Figures are for the 2026/27 tax year and apply to England, Wales and Northern Ireland. Scotland has different income tax bands not covered here. This calculator assumes a standard personal allowance, that your pension contribution reduces the income your income tax is based on, and that National Insurance is charged on your full salary (a salary-sacrifice pension would also lower NI). It excludes things like benefits in kind, multiple incomes, and the marriage allowance. It is a general guide only and does not constitute financial or tax advice.

Explanation

How your take-home pay is worked out

Your gross salary is the headline figure your employer agrees to pay you, but several deductions come out before the money reaches your bank account.

The main ones are Income Tax and National Insurance, both collected automatically through PAYE, along with any pension contributions and student loan repayments. What’s left is your take-home, or net, pay.

Income tax bands (2026/27)

For England, Wales and Northern Ireland you pay no tax on the first £12,570 (your personal allowance), 20% on income up to £50,270, 40% up to £125,140, and 45% above that.

Importantly, these rates apply only to the portion of income within each band.

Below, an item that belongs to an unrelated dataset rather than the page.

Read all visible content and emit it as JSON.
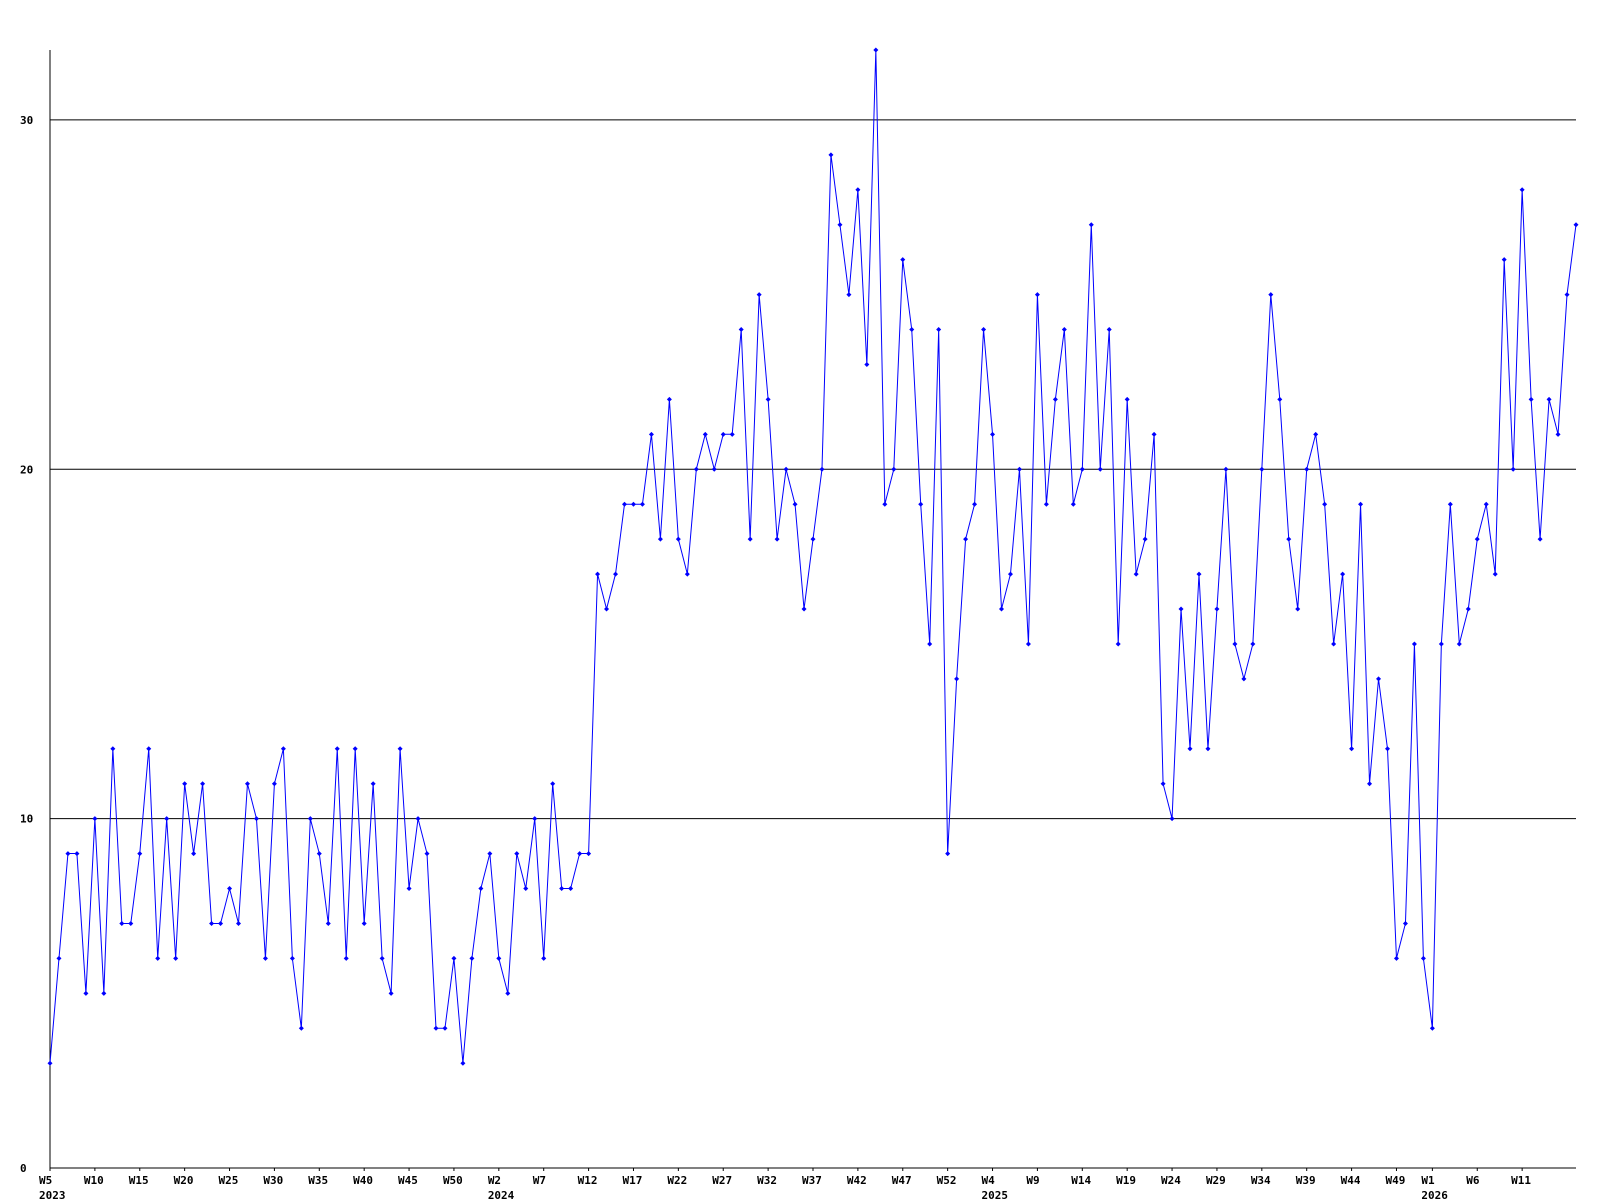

Moving into a higher band never reduces your overall take-home pay (but can reduce your benefits leavening you worse off).

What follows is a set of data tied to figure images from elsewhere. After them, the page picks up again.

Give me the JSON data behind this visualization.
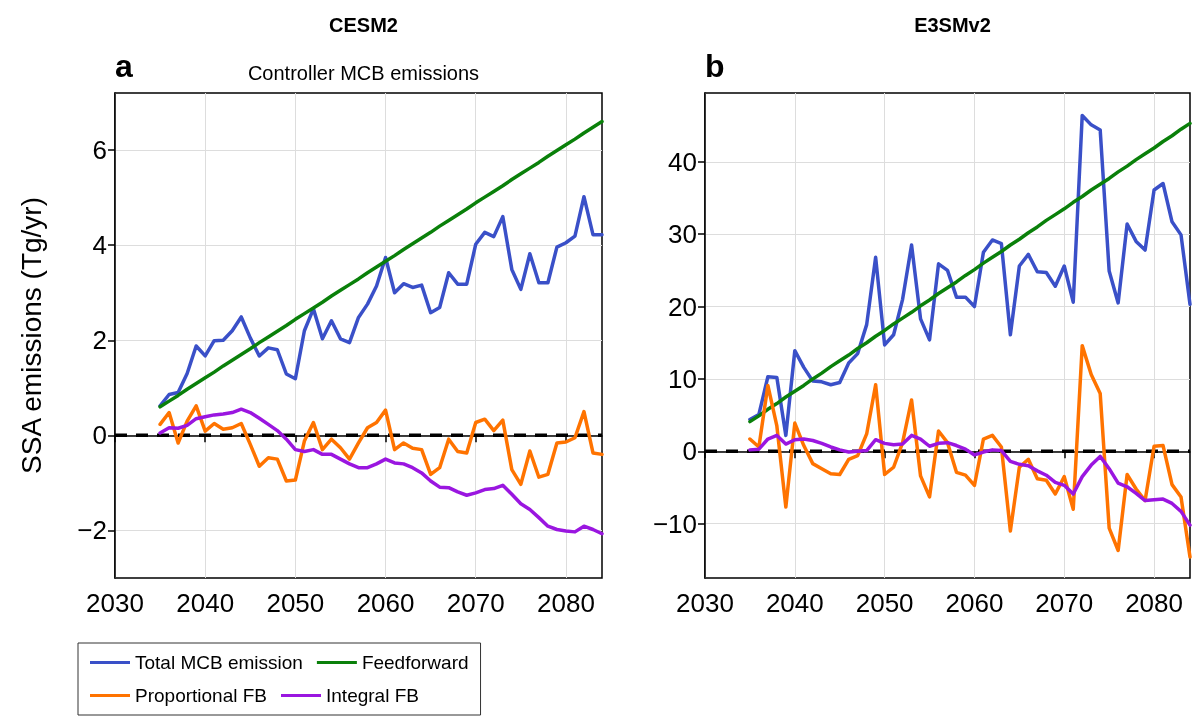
{
  "chart_data": [
    {
      "type": "line",
      "title": "CESM2",
      "subtitle": "Controller MCB emissions",
      "ylabel": "SSA emissions (Tg/yr)",
      "annotations": [
        "a"
      ],
      "x": [
        2035,
        2036,
        2037,
        2038,
        2039,
        2040,
        2041,
        2042,
        2043,
        2044,
        2045,
        2046,
        2047,
        2048,
        2049,
        2050,
        2051,
        2052,
        2053,
        2054,
        2055,
        2056,
        2057,
        2058,
        2059,
        2060,
        2061,
        2062,
        2063,
        2064,
        2065,
        2066,
        2067,
        2068,
        2069,
        2070,
        2071,
        2072,
        2073,
        2074,
        2075,
        2076,
        2077,
        2078,
        2079,
        2080,
        2081,
        2082,
        2083,
        2084
      ],
      "series": [
        {
          "name": "Total MCB emission",
          "color": "#3a50c8",
          "values": [
            0.62,
            0.86,
            0.9,
            1.3,
            1.88,
            1.67,
            1.99,
            2.0,
            2.2,
            2.49,
            2.05,
            1.67,
            1.84,
            1.8,
            1.29,
            1.19,
            2.2,
            2.66,
            2.03,
            2.41,
            2.03,
            1.95,
            2.48,
            2.76,
            3.14,
            3.74,
            3.0,
            3.19,
            3.11,
            3.16,
            2.58,
            2.69,
            3.42,
            3.18,
            3.18,
            4.02,
            4.27,
            4.18,
            4.6,
            3.49,
            3.07,
            3.82,
            3.21,
            3.21,
            3.96,
            4.05,
            4.19,
            5.02,
            4.22,
            4.22
          ]
        },
        {
          "name": "Feedforward",
          "color": "#0a800a",
          "values": [
            0.6,
            0.72,
            0.84,
            0.97,
            1.09,
            1.21,
            1.33,
            1.46,
            1.58,
            1.7,
            1.82,
            1.95,
            2.07,
            2.19,
            2.31,
            2.44,
            2.56,
            2.68,
            2.8,
            2.93,
            3.05,
            3.17,
            3.29,
            3.42,
            3.54,
            3.66,
            3.78,
            3.91,
            4.03,
            4.15,
            4.27,
            4.4,
            4.52,
            4.64,
            4.76,
            4.89,
            5.01,
            5.13,
            5.25,
            5.38,
            5.5,
            5.62,
            5.74,
            5.87,
            5.99,
            6.11,
            6.23,
            6.36,
            6.48,
            6.6
          ]
        },
        {
          "name": "Proportional FB",
          "color": "#ff7300",
          "values": [
            0.23,
            0.48,
            -0.16,
            0.3,
            0.62,
            0.09,
            0.25,
            0.13,
            0.16,
            0.25,
            -0.19,
            -0.65,
            -0.47,
            -0.5,
            -0.96,
            -0.94,
            -0.12,
            0.27,
            -0.3,
            -0.08,
            -0.26,
            -0.5,
            -0.16,
            0.16,
            0.27,
            0.53,
            -0.3,
            -0.16,
            -0.27,
            -0.3,
            -0.82,
            -0.68,
            -0.08,
            -0.34,
            -0.37,
            0.27,
            0.34,
            0.1,
            0.32,
            -0.72,
            -1.03,
            -0.33,
            -0.88,
            -0.82,
            -0.16,
            -0.14,
            -0.05,
            0.5,
            -0.37,
            -0.4
          ]
        },
        {
          "name": "Integral FB",
          "color": "#9a16e0",
          "values": [
            0.05,
            0.16,
            0.15,
            0.21,
            0.35,
            0.39,
            0.43,
            0.45,
            0.48,
            0.55,
            0.48,
            0.36,
            0.23,
            0.1,
            -0.08,
            -0.3,
            -0.34,
            -0.3,
            -0.4,
            -0.4,
            -0.5,
            -0.6,
            -0.68,
            -0.68,
            -0.6,
            -0.5,
            -0.58,
            -0.6,
            -0.68,
            -0.79,
            -0.96,
            -1.09,
            -1.1,
            -1.19,
            -1.26,
            -1.21,
            -1.14,
            -1.12,
            -1.05,
            -1.24,
            -1.44,
            -1.56,
            -1.73,
            -1.91,
            -1.98,
            -2.01,
            -2.03,
            -1.91,
            -1.98,
            -2.07
          ]
        }
      ],
      "ref_lines": [
        {
          "axis": "y",
          "value": 0,
          "color": "#000000",
          "line_style": "dashed"
        }
      ],
      "xlim": [
        2030,
        2084
      ],
      "xticks": [
        2030,
        2040,
        2050,
        2060,
        2070,
        2080
      ],
      "ylim": [
        -3,
        7.2
      ],
      "yticks": [
        -2,
        0,
        2,
        4,
        6
      ],
      "grid": true,
      "legend": "bottom",
      "marker": "none",
      "line_style": "solid"
    },
    {
      "type": "line",
      "title": "E3SMv2",
      "annotations": [
        "b"
      ],
      "x": [
        2035,
        2036,
        2037,
        2038,
        2039,
        2040,
        2041,
        2042,
        2043,
        2044,
        2045,
        2046,
        2047,
        2048,
        2049,
        2050,
        2051,
        2052,
        2053,
        2054,
        2055,
        2056,
        2057,
        2058,
        2059,
        2060,
        2061,
        2062,
        2063,
        2064,
        2065,
        2066,
        2067,
        2068,
        2069,
        2070,
        2071,
        2072,
        2073,
        2074,
        2075,
        2076,
        2077,
        2078,
        2079,
        2080,
        2081,
        2082,
        2083,
        2084
      ],
      "series": [
        {
          "color": "#3a50c8",
          "values": [
            4.4,
            5.1,
            10.3,
            10.2,
            2.2,
            13.9,
            11.6,
            9.7,
            9.6,
            9.2,
            9.5,
            12.2,
            13.5,
            17.5,
            26.8,
            14.7,
            16.1,
            21.0,
            28.5,
            18.3,
            15.4,
            25.9,
            25.0,
            21.3,
            21.3,
            20.0,
            27.5,
            29.2,
            28.7,
            16.1,
            25.6,
            27.2,
            24.8,
            24.7,
            22.8,
            25.6,
            20.6,
            46.4,
            45.1,
            44.4,
            24.9,
            20.5,
            31.4,
            29.0,
            27.8,
            36.1,
            37.0,
            31.7,
            29.9,
            20.3
          ]
        },
        {
          "color": "#0a800a",
          "values": [
            4.1,
            4.9,
            5.8,
            6.6,
            7.5,
            8.3,
            9.1,
            10.0,
            10.8,
            11.7,
            12.5,
            13.3,
            14.2,
            15.0,
            15.9,
            16.7,
            17.6,
            18.4,
            19.2,
            20.1,
            20.9,
            21.8,
            22.6,
            23.4,
            24.3,
            25.1,
            26.0,
            26.8,
            27.6,
            28.5,
            29.3,
            30.2,
            31.0,
            31.9,
            32.7,
            33.5,
            34.4,
            35.2,
            36.1,
            36.9,
            37.7,
            38.6,
            39.4,
            40.3,
            41.1,
            41.9,
            42.8,
            43.6,
            44.5,
            45.3
          ]
        },
        {
          "color": "#ff7300",
          "values": [
            1.7,
            0.6,
            9.1,
            3.5,
            -7.7,
            3.9,
            0.8,
            -1.7,
            -2.4,
            -3.1,
            -3.2,
            -1.1,
            -0.6,
            2.4,
            9.2,
            -3.2,
            -2.2,
            1.2,
            7.1,
            -3.4,
            -6.3,
            2.8,
            1.2,
            -2.9,
            -3.3,
            -4.7,
            1.7,
            2.2,
            0.6,
            -11.0,
            -2.2,
            -1.1,
            -3.8,
            -4.0,
            -5.9,
            -3.5,
            -8.0,
            14.6,
            10.6,
            8.0,
            -10.6,
            -13.7,
            -3.2,
            -5.2,
            -6.8,
            0.7,
            0.8,
            -4.6,
            -6.3,
            -14.6
          ]
        },
        {
          "color": "#9a16e0",
          "values": [
            0.2,
            0.3,
            1.7,
            2.2,
            1.0,
            1.6,
            1.7,
            1.5,
            1.1,
            0.6,
            0.2,
            -0.1,
            0.0,
            0.1,
            1.6,
            1.1,
            0.9,
            1.0,
            2.2,
            1.7,
            0.7,
            1.1,
            1.2,
            0.8,
            0.3,
            -0.5,
            -0.1,
            0.2,
            0.1,
            -1.4,
            -1.8,
            -2.0,
            -2.7,
            -3.3,
            -4.3,
            -4.7,
            -5.9,
            -3.5,
            -1.9,
            -0.7,
            -2.4,
            -4.4,
            -4.9,
            -5.8,
            -6.8,
            -6.7,
            -6.6,
            -7.2,
            -8.3,
            -10.2
          ]
        }
      ],
      "ref_lines": [
        {
          "axis": "y",
          "value": 0,
          "color": "#000000",
          "line_style": "dashed"
        }
      ],
      "xlim": [
        2030,
        2084
      ],
      "xticks": [
        2030,
        2040,
        2050,
        2060,
        2070,
        2080
      ],
      "ylim": [
        -17.5,
        49.5
      ],
      "yticks": [
        -10,
        0,
        10,
        20,
        30,
        40
      ],
      "grid": true,
      "marker": "none",
      "line_style": "solid"
    }
  ]
}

Scotland sets its own income tax bands, so if you live there these figures will not apply to you.

National Insurance

Employees pay Class 1 National Insurance at 8% on earnings between £12,570 and £50,270, then just 2% on anything above that.

Unlike income tax, it is generally worked out on each pay packet rather than your annual total.

The £100,000 trap

This is the cliff edge that catches many higher earners by surprise.

Once your income passes £100,000, your personal allowance is reduced by £1 for every £2 you earn, disappearing entirely at £125,140.

Because you start paying tax on income that was previously tax-free, every extra pound in this band is effectively taxed at around 60%.

In England you also lose access to free childcare hours and tax-free childcare once you cross £100,000.

Paying more into a pension lowers the income these thresholds are measured against, and is the most common way people step back below the line.

Pensions

Contributing to a pension reduces the income your tax is calculated on, so you effectively receive tax relief at your highest rate.

The calculator assumes your contribution lowers your taxable income; the exact mechanism depends on whether your scheme uses salary sacrifice, net pay, or relief at source.

A salary-sacrifice arrangement would also reduce your National Insurance, which this tool does not assume by default.

Student loans

Repayments are a fixed percentage of income above your plan’s threshold: 9% for Plans 1, 2, 4 and 5, and 6% for Postgraduate loans.

You only repay on the portion above the threshold, and any remaining balance is eventually written off, so it behaves more like a graduate tax than a conventional debt.

Important: This calculator is a general guide for the 2026/27 tax year and covers the most common situations only. It does not account for things like company benefits, multiple jobs, the marriage allowance, or Scottish income tax. Always check your payslip and speak to a qualified adviser or accountant for anything affecting a financial decision.